Romans 12:10-12, NIV
Jesus spoke the most significant advice on friendship…
This is my command: Love one another the way I loved you. This is the very best way to love. Put your life on the line for your friends. You are my friends when you do the things I command you.
John 15:13-14, MSG
Friendship: The Promise
Jesus’ sacrifice gives us the greatest example of how to truly be a friend. Laying down our lives doesn’t necessarily mean our hearts stop. Sacrificing our lives looks like prayer. It looks like following through, being trustworthy, showing respect. Sacrificing ourselves resembles grace in the midst of pain; love in spite of selfishness. Love looks like 1 Corinthians 13.

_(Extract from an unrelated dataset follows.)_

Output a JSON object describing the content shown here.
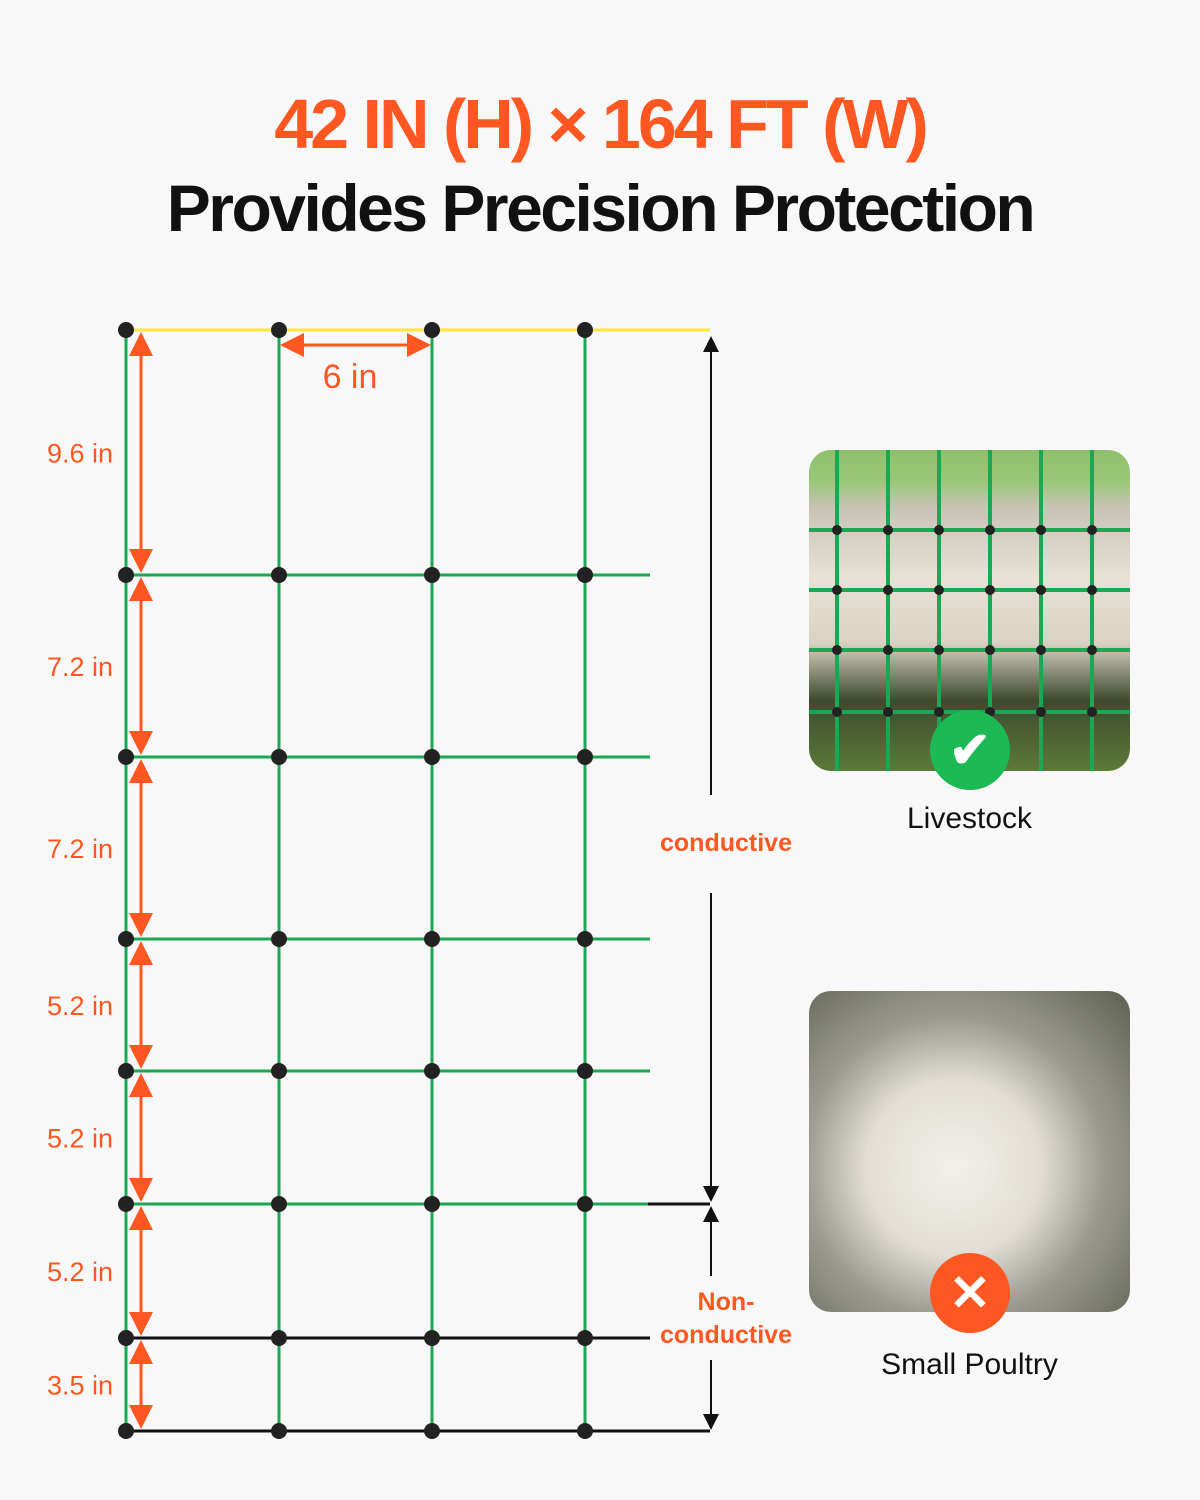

I have come to terms with the fact that I will always be in a state of progress. I will never, ever be a “perfect” friend because I am not Jesus. Understanding and accepting these truths, has made me realize, I’m not a “bad” friend just because I’m not a “perfect” friend. I may not commit to every coffee date, phone call, or outing. But, I can promise, from the depths of my being, that I will love fiercely.
If we can become comfortable with who we are and what we have to offer, I believe we would see less broken relationships/friendships. Striving to love in friendship, honors God more than striving to do and be all the things.